Investing
Debt-Based Assets Face Day of Reckoning
06/27/07 - 09:33 AM EDT
The bond market has no clothes. You remember Hans Christian Andersen's story of the emperor's new clothes? After the emperor had been fleeced by some shady merchants, everyone told him how beautiful his new clothes looked, how rich the colors were, how fine the fabrics, until a little boy, who didn't know enough to flatter, said, "But he's naked." And the embarrassed emperor ran as fast as he could for cover from the unleashed laughter of his subjects. Something very similar is happening in the bond market right now.

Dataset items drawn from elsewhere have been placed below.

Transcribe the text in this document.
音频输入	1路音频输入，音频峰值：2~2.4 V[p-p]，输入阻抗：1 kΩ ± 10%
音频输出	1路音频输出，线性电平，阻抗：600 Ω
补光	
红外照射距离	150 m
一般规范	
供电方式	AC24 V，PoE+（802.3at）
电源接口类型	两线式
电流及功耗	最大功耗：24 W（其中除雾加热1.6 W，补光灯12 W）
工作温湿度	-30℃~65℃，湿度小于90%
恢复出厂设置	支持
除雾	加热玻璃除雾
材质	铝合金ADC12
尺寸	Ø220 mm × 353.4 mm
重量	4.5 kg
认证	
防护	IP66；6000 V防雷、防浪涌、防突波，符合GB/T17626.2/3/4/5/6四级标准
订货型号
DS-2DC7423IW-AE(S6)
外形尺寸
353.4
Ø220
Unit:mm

Investment losses at a little $20 billion hedge fund -- and yes, in a $24 trillion bond market, this is a small fish -- and Merrill Lynch's(MER - Cramer's Take - Stockpickr) insistence on an auction of some of that fund's assets could make Wall Street admit that prices for trillions of dollars in assets are fairy tales made up in the backrooms of the investment banks themselves. Most immediately affected is the $2 trillion market for pools of securities backed by mortgages, corporate bonds and leveraged loans called collateralized debt obligations, or CDOs, and by extension, the entire $30 trillion market for synthetic derivatives modeled on those pools. That would require a massive repricing of portfolios all across the globe. It would turn some winning portfolios into losers and turn modest losses into debacles. It would force pension funds and insurance companies to make up massive shortfalls in the value of their portfolios. Some hedge-fund managers and Wall Street investment bankers, whose bonuses are determined by profits based on these fictitious prices, might see bonuses disappear completely. They might even -- be still my heart -- have to give back performance-based fees.